Figure 3. Influence of Alpha Value on Correct Ration (Multinomial Model) Figure 4. Influence of Alpha Value on F1 Value (Multinomial Model)
From the figures above we can conclude that from Alpha value <<1 to around Alpha value = 32, correct ration and F1 value are not largely influenced by Alpha value, with an value around 0.8 and 0.78 individually, then from Alpha value = 32 both values increse and at around Alpha value = 64 they reach a peak value both around 0.83. Afterwards both values drastically go down with increasing Alpha, and finally the system fails with Alpha value reaching 2048. Word Weights Analysis: We have also made a statistical review of the words with the top weights. We have made a word count from the training data of 900 positive reviews with 712103 words consisting of 38106 distinct words, and 900 negative reviews with 637078 words consisting of 35837 distinct words. The top 10 words with most weight for both are showed in Table 1. Table 1. Top 10 words with most weight in positive and negative training data. It is obvious that none of these top ranked words is carrying any useful information on reviewers attitude. However, when we looked into the top 500 most frequently used words in both pools, we do find some meaningful words, as showed in Table. 2.

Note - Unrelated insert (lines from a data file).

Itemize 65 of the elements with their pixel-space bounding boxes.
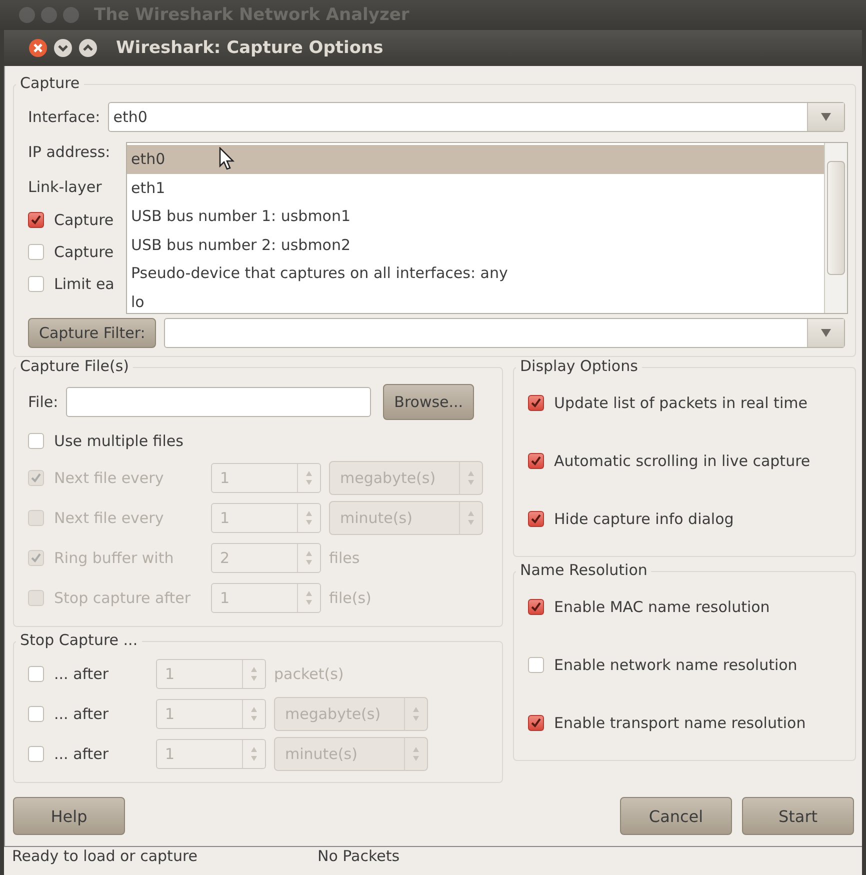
dropdown-item[interactable]: USB bus number 1: usbmon1 (127, 202, 824, 230)
capture-filter-button[interactable]: Capture Filter: (28, 318, 156, 348)
dropdown-item[interactable]: Pseudo-device that captures on all interfaces: any (127, 259, 824, 288)
option-label: Use multiple files (54, 432, 184, 450)
option-label: Enable network name resolution (554, 656, 798, 674)
checkbox[interactable] (28, 276, 44, 292)
option-label: Enable transport name resolution (554, 714, 806, 732)
browse-button[interactable]: Browse... (383, 384, 474, 420)
section-title: Display Options (516, 357, 642, 375)
checkbox[interactable] (28, 244, 44, 260)
option-label: Ring buffer with (54, 549, 174, 567)
interface-dropdown[interactable]: eth0 (108, 102, 845, 132)
option-label: Stop capture after (54, 589, 191, 607)
close-icon[interactable] (28, 38, 48, 58)
field-label: File: (28, 393, 58, 411)
help-button[interactable]: Help (13, 797, 125, 835)
unit-label: files (329, 549, 360, 567)
option-label: ... after (54, 665, 109, 683)
dropdown-item[interactable]: lo (127, 288, 824, 316)
checkbox[interactable] (528, 395, 544, 411)
start-button[interactable]: Start (742, 797, 854, 835)
option-label: Automatic scrolling in live capture (554, 452, 810, 470)
packet-count: No Packets (318, 847, 400, 865)
checkbox[interactable] (28, 706, 44, 722)
option-label: ... after (54, 745, 109, 763)
dropdown-item[interactable]: eth0 (127, 145, 824, 174)
checkbox[interactable] (528, 453, 544, 469)
option-label: Limit ea (54, 275, 114, 293)
field-label: IP address: (28, 142, 110, 160)
filter-dropdown[interactable] (164, 318, 845, 348)
status-message: Ready to load or capture (12, 847, 198, 865)
minimize-icon[interactable] (53, 38, 73, 58)
checkbox[interactable] (528, 715, 544, 731)
window-controls-icon[interactable] (18, 6, 80, 24)
file-field[interactable] (66, 387, 372, 417)
option-label: Capture (54, 211, 114, 229)
checkbox[interactable] (28, 212, 44, 228)
scrollbar[interactable] (824, 143, 847, 313)
option-label: ... after (54, 705, 109, 723)
unit-label: file(s) (329, 589, 372, 607)
dropdown-item[interactable]: USB bus number 2: usbmon2 (127, 230, 824, 259)
field-label: Link-layer (28, 178, 102, 196)
field-value: eth0 (113, 108, 148, 126)
unit-label: packet(s) (274, 665, 344, 683)
checkbox[interactable] (28, 746, 44, 762)
option-label: Enable MAC name resolution (554, 598, 770, 616)
option-label: Next file every (54, 509, 164, 527)
option-label: Hide capture info dialog (554, 510, 734, 528)
checkbox[interactable] (528, 511, 544, 527)
mouse-cursor-icon (219, 147, 235, 171)
dropdown-item[interactable]: eth1 (127, 174, 824, 202)
option-label: Capture (54, 243, 114, 261)
cancel-button[interactable]: Cancel (620, 797, 732, 835)
checkbox[interactable] (28, 433, 44, 449)
field-label: Interface: (28, 108, 100, 126)
section-title: Capture File(s) (16, 357, 134, 375)
window-title: Wireshark: Capture Options (116, 38, 384, 58)
checkbox[interactable] (28, 666, 44, 682)
checkbox[interactable] (528, 599, 544, 615)
option-label: Update list of packets in real time (554, 394, 808, 412)
checkbox[interactable] (528, 657, 544, 673)
section-title: Stop Capture ... (16, 631, 142, 649)
maximize-icon[interactable] (78, 38, 98, 58)
option-label: Next file every (54, 469, 164, 487)
section-title: Capture (16, 74, 84, 92)
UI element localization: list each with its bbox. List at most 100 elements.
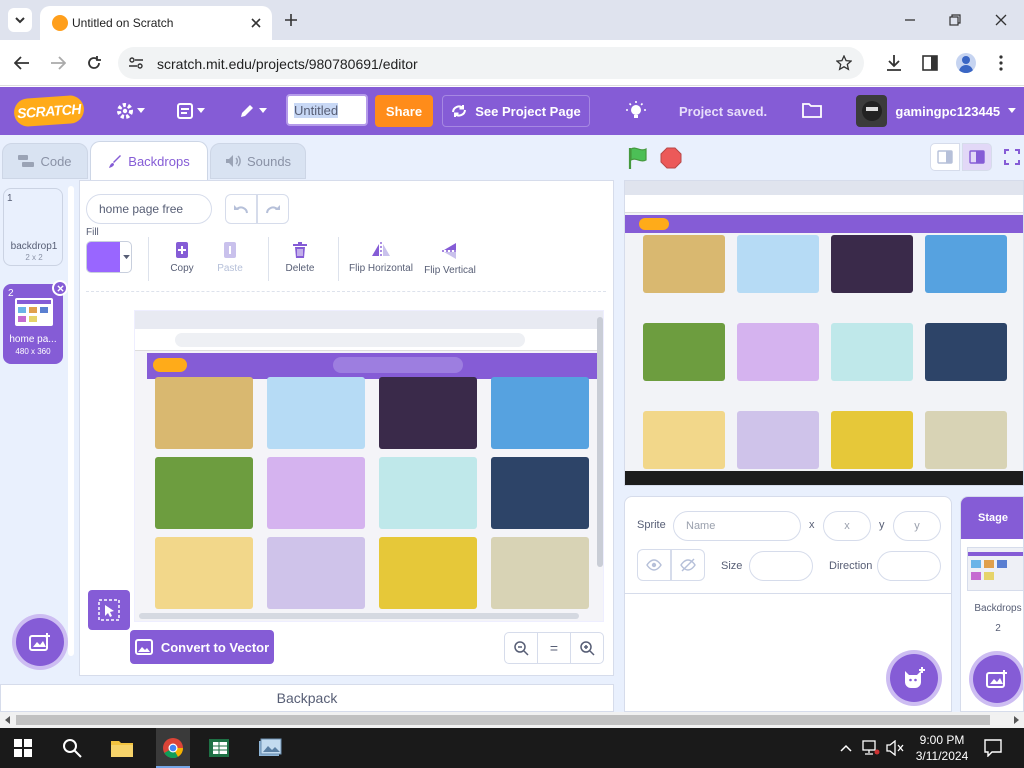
small-stage-button[interactable] [930, 143, 960, 171]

Table. 2 Selected words from top 500 most frequently used words with attitude information From Table.2 we can see that many positive words such as like, good, great, interesting, perfect, etc. are used more often in positive reviews, while negative words such as bad, never, down, old, etc. have higher frequency of occurrence in negative reviews. We believe that these words make sense and also contribute to the classification process. These results also show that for future work, we can improve the accuracy of our system by removing stop words, which appear in the top ranked list but don t carry attitude information. Other strategies to improve our system include using stemming algorithm, processing n-grams, etc.